Thursday, December 9, 2010

Love and Death and Loneliness

Death is not a fun topic to talk about, but it is one that needs to be addressed. Needs to be thought about.

When I think about death, I don’t think about what’s waiting for me on “The Other Side.” And that’s how it’s said too, “The Other Side.” Kinda like “He Who Must Not Be Named” in Harry Potter. I figure, thinking about this “other side” isn’t going to do me much good in the here and now. No matter what your belief or creed is, you either believe in Heaven and Hell or you don’t. If you do, you try to go about your life living as honestly and as honorably as you can, and, hopefully, you get into Heaven. If you live like a criminal, down the hatch you go. Now say you don’t believe in a Heaven or a Hell, say you’re an atheist. You should still live honestly and honorably. I know admirable people who are religious and lead high-standard lives, and I also know people who aren’t religious at all and have high morals and values themselves.

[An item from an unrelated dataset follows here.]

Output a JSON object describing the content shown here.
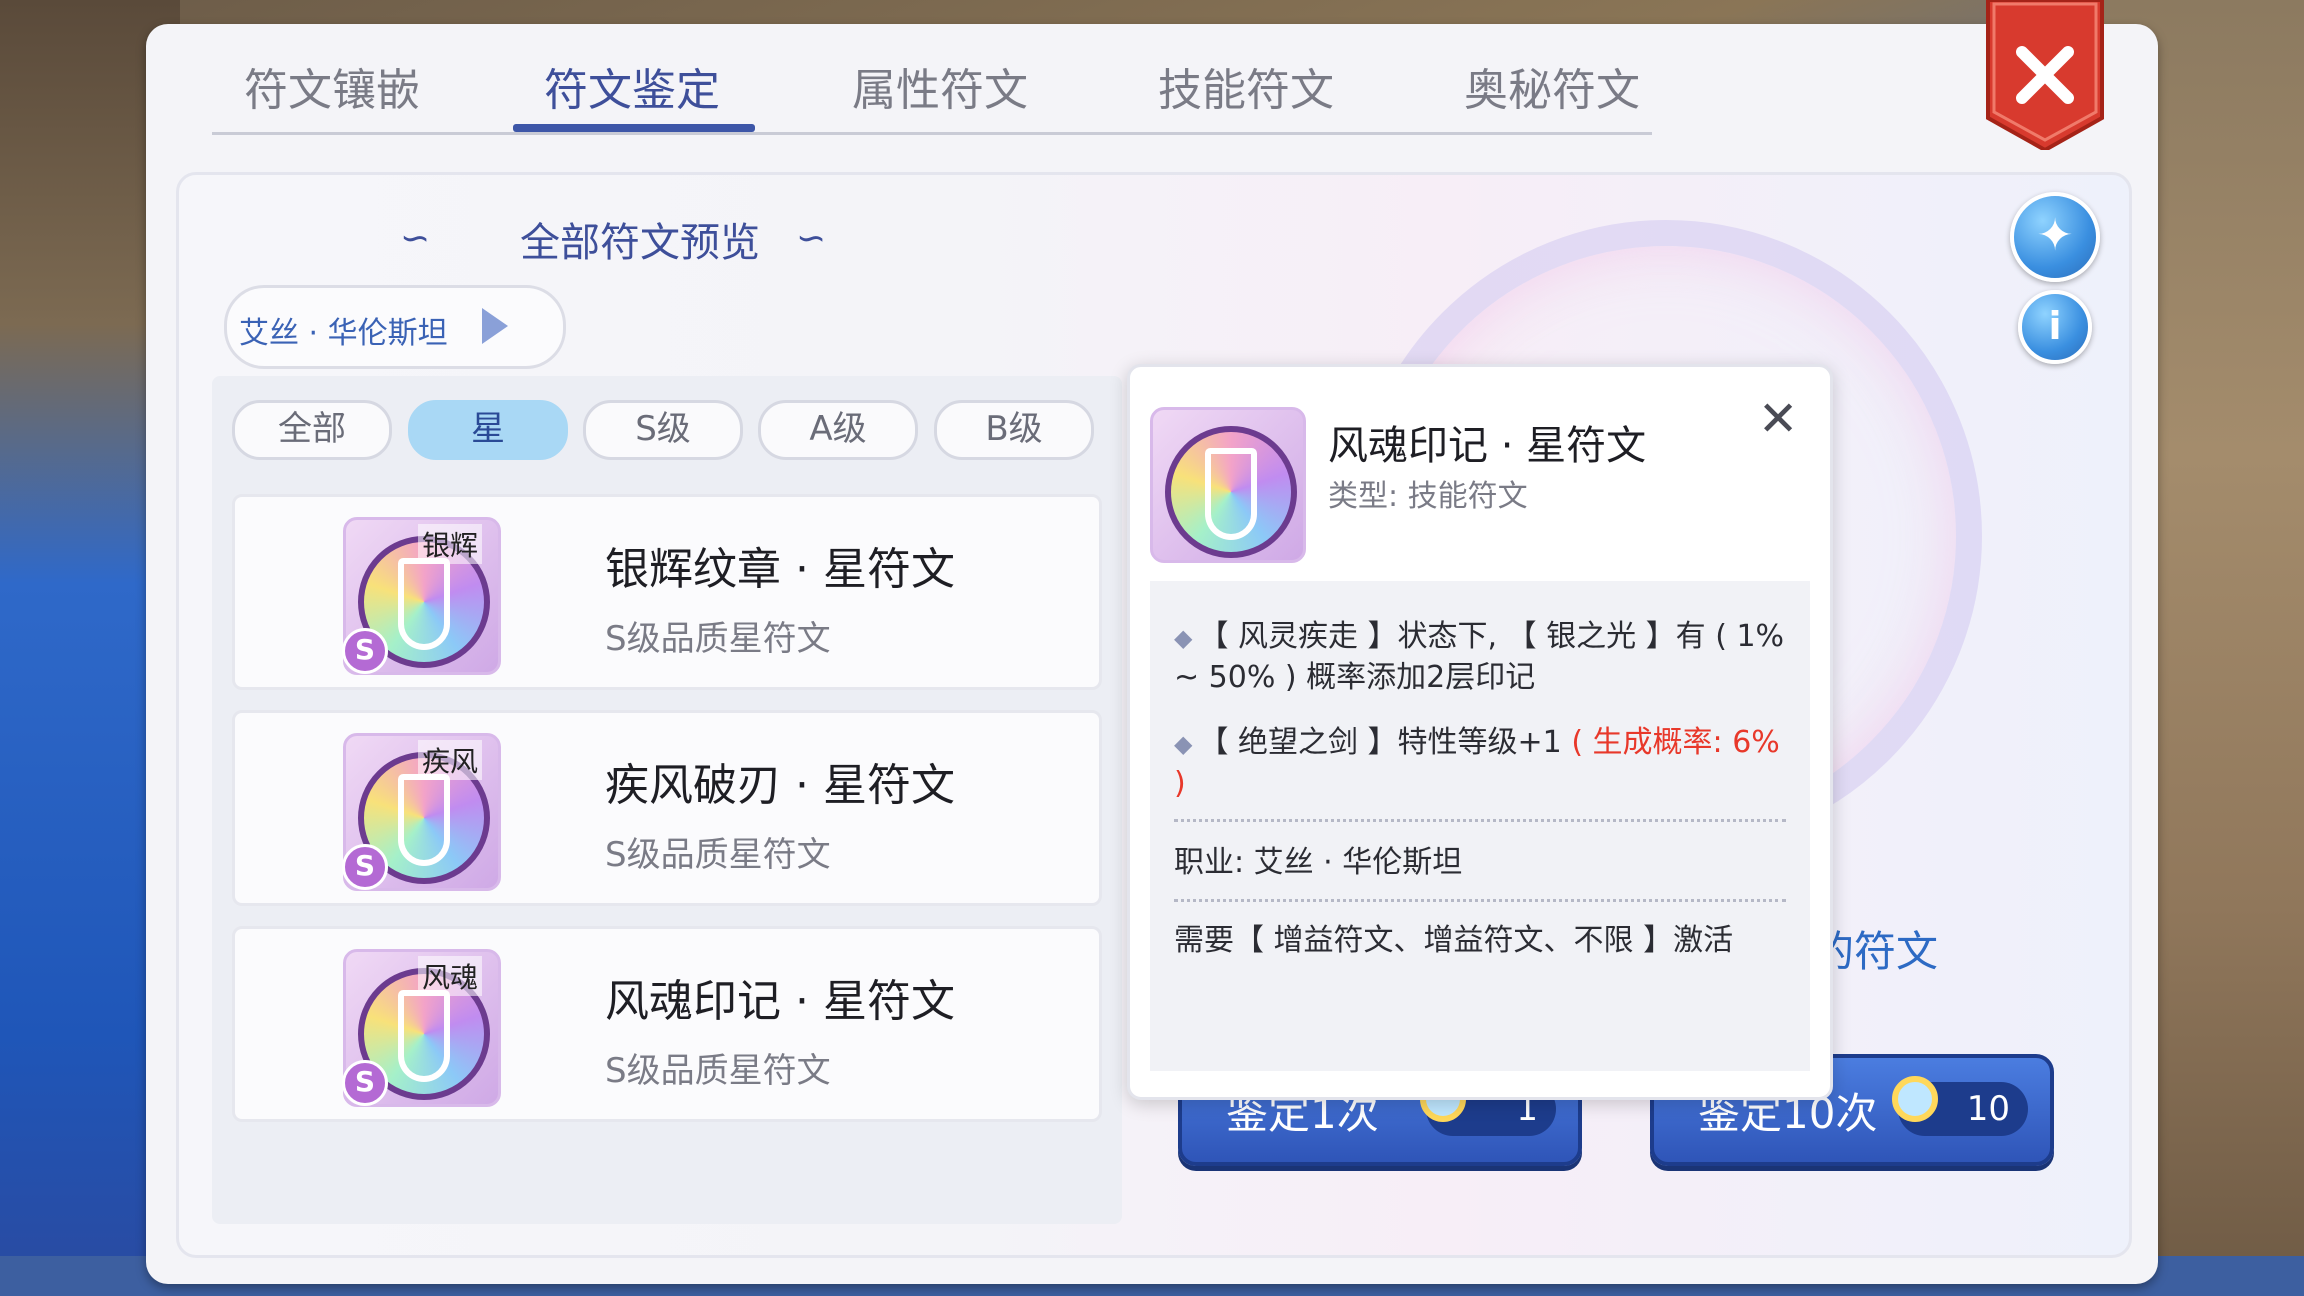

I figure, no matter my faith, if I’ve led a good life then I will die a happy and content death. The actual dying is not what concerns me, though.

When I think of dying, I think of my friends and family. Who of us will be the last to die? Who of us will live to see old age? Who of us will watch all the others pass on? Who of us will be alone?

And I think…I want to be that one, the one who is left behind. Not because dying scares me and I want to postpone it for as long as I can. I think I’ll be able to handle the dying part. It’s because…I know what it is to be alone. Not that select friends and family don’t either, that’s not what I’m saying. But I KNOW that loneliness, that emptiness that comes from being solitary and feeling abandoned. I can cope with it, because I have before. I'm too familiar with it.  I’m not saying that those friends aren’t strong enough to manage living on their own when everyone else is gone. That’s not what I’m saying. My friends are strong in ways that I will never, ever be.

What I’m saying is, I don’t like when others feel alone. Especially the ones I care about. It’s a horrible, disgusting feeling, one that leaves me totally cold, if I think about it too much. One of the most depressing thoughts for me is imagining any one of my friends alone at the end of their life. Like a lost, elderly inhabitant of a nursing home. No family or friends coming to visit. Orderlies barely giving them a cursory glance.

It happens all the time.

I want so desperately to be the last to die, because I don’t want any of my loved ones doomed to that fate. I’d rather it be me that falls to the wayside. I’d rather it be me that feels forgotten. My friends are so good, so inherently good, and they do not deserve an end so dark and chill. I don’t want them to die, I don’t think anyone really wants to, but it’ll happen someday, and I just hope that I’m the last to go.

I love them too much to leave them behind.